The Australian Reserve Bank is between a huge great black hot rock crawling with ants and a very hard place.

There is growing pressure on the Reserve to lower the wholesale interest rate by at least 25 basis points (a quarter of a percent) down to 4.00 percent on the first Tuesday in May. On the “lower the rate” side the Reserve has to factor in the ongoing declining retail market causing many retail businesses to cut back (such as David Jones), and in some cases close up shop or put any expansion plans on hold (such as Harvey Norman). It also has to factor in the impact of the high dollar on the Australian manufacturing industry which is bleeding from every joint. Even though new car sales for the last three years have all been bumper numbers you have local car assembly plants letting hundreds of people go over the last 12 months and shutting down parts of their plants—because we are all buying imported cars (because of the high dollar). Then there is the tourism industry which is claiming a staggering 40 percent drop in turn-over in the last two years.

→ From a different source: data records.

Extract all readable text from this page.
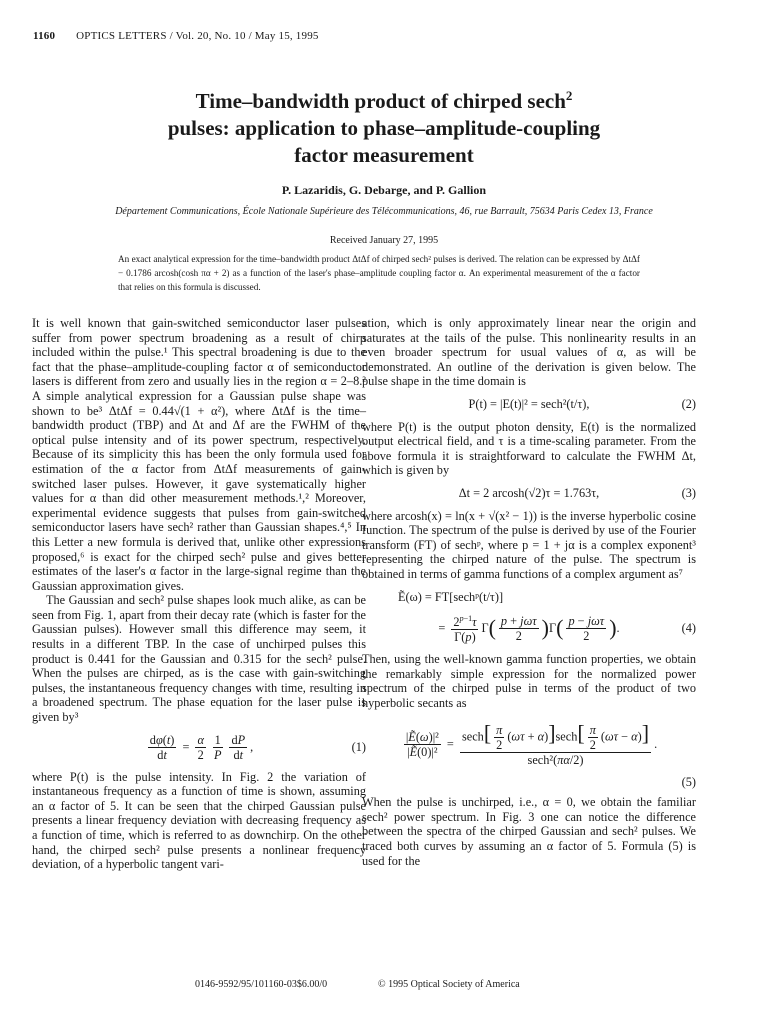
1160 OPTICS LETTERS / Vol. 20, No. 10 / May 15, 1995
Time–bandwidth product of chirped sech$^2$
pulses: application to phase–amplitude-coupling
factor measurement
P. Lazaridis, G. Debarge, and P. Gallion
Département Communications, École Nationale Supérieure des Télécommunications, 46, rue Barrault, 75634 Paris Cedex 13, France
Received January 27, 1995
An exact analytical expression for the time–bandwidth product ΔtΔf of chirped sech² pulses is derived. The relation can be expressed by ΔtΔf − 0.1786 arcosh(cosh πα + 2) as a function of the laser's phase–amplitude coupling factor α. An experimental measurement of the α factor that relies on this formula is discussed.

It is well known that gain-switched semiconductor laser pulses suffer from power spectrum broadening as a result of chirp included within the pulse.¹ This spectral broadening is due to the fact that the phase–amplitude-coupling factor α of semiconductor lasers is different from zero and usually lies in the region α = 2–8.² A simple analytical expression for a Gaussian pulse shape was shown to be³ ΔtΔf = 0.44√(1 + α²), where ΔtΔf is the time–bandwidth product (TBP) and Δt and Δf are the FWHM of the optical pulse intensity and of its power spectrum, respectively. Because of its simplicity this has been the only formula used for estimation of the α factor from ΔtΔf measurements of gain-switched laser pulses. However, it gave systematically higher values for α than did other measurement methods.¹,² Moreover, experimental evidence suggests that pulses from gain-switched semiconductor lasers have sech² rather than Gaussian shapes.⁴,⁵ In this Letter a new formula is derived that, unlike other expressions proposed,⁶ is exact for the chirped sech² pulse and gives better estimates of the laser's α factor in the large-signal regime than the Gaussian approximation gives.

The Gaussian and sech² pulse shapes look much alike, as can be seen from Fig. 1, apart from their decay rate (which is faster for the Gaussian pulses). However small this difference may seem, it results in a different TBP. In the case of unchirped pulses this product is 0.441 for the Gaussian and 0.315 for the sech² pulse. When the pulses are chirped, as is the case with gain-switching pulses, the instantaneous frequency changes with time, resulting in a broadened spectrum. The phase equation for the laser pulse is given by³

$\frac{d\varphi(t)}{dt} = \frac{\alpha}{2} \frac{1}{P} \frac{dP}{dt}$ ,	(1)

where P(t) is the pulse intensity. In Fig. 2 the variation of instantaneous frequency as a function of time is shown, assuming an α factor of 5. It can be seen that the chirped Gaussian pulse presents a linear frequency deviation with decreasing frequency as a function of time, which is referred to as downchirp. On the other hand, the chirped sech² pulse presents a nonlinear frequency deviation, of a hyperbolic tangent vari-

ation, which is only approximately linear near the origin and saturates at the tails of the pulse. This nonlinearity results in an even broader spectrum for usual values of α, as will be demonstrated. An outline of the derivation is given below. The pulse shape in the time domain is

P(t) = |E(t)|² = sech²(t/τ),	(2)

where P(t) is the output photon density, E(t) is the normalized output electrical field, and τ is a time-scaling parameter. From the above formula it is straightforward to calculate the FWHM Δt, which is given by

Δt = 2 arcosh(√2)τ = 1.763τ,	(3)

where arcosh(x) = ln(x + √(x² − 1)) is the inverse hyperbolic cosine function. The spectrum of the pulse is derived by use of the Fourier transform (FT) of sechᵖ, where p = 1 + jα is a complex exponent³ representing the chirped nature of the pulse. The spectrum is obtained in terms of gamma functions of a complex argument as⁷

Ẽ(ω) = FT[sechᵖ(t/τ)]
= $\frac{2^{p-1}\tau}{\Gamma(p)}$ Γ ( $\frac{\text{p + jωτ}}{2}$ ) Γ ( $\frac{\text{p − jωτ}}{2}$ ) .	(4)

Then, using the well-known gamma function properties, we obtain the remarkably simple expression for the normalized power spectrum of the chirped pulse in terms of the product of two hyperbolic secants as

$\frac{\text{|Ẽ(ω)|²}}{\text{|Ẽ(0)|²}} = \frac{\sec h[ \frac{\pi}{2} (\omega\tau + \alpha)]\sec h[ \frac{\pi}{2} (\omega\tau - \alpha)]}{\text{sech²(πα/2)}}$ .
(5)

When the pulse is unchirped, i.e., α = 0, we obtain the familiar sech² power spectrum. In Fig. 3 one can notice the difference between the spectra of the chirped Gaussian and sech² pulses. We traced both curves by assuming an α factor of 5. Formula (5) is used for the

0146-9592/95/101160-03$6.00/0	© 1995 Optical Society of America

But then on the other side you have one of the Reserve Bank’s pet concerns, which is the unhealthy over-priced status of the home property market. The Reserve Bank would like to see the home property market ‘reset’ by a further 10 to 15 percent before it flattens out or takes the pressure off. A further 10 to 15 percent ‘reset’ in the home property market would bring it just into the healthy zone based on the the cost of the average property in relation to the average household income.

In addition to the above the ‘regular outgoings’ for the average household have increased significantly over the last two years due to climbing power, gas, water, insurance, rate, petrol, and food costs.

So what will the Reserve do? They truly are in a no-win situation. If they lower the rate, as vested parties such as the real estate industry are demanding, with new home sales plummeting by 25 percent in the first three months of this year, then they risk home prices going up which is something they have been fighting against for over three years. If they leave the rate at 4.25 percent then they risk hurting manufacturing, retail, tourism, and the average householder even more.

And I thought deciding on whether to upgrade to a new computer was a tough decision!!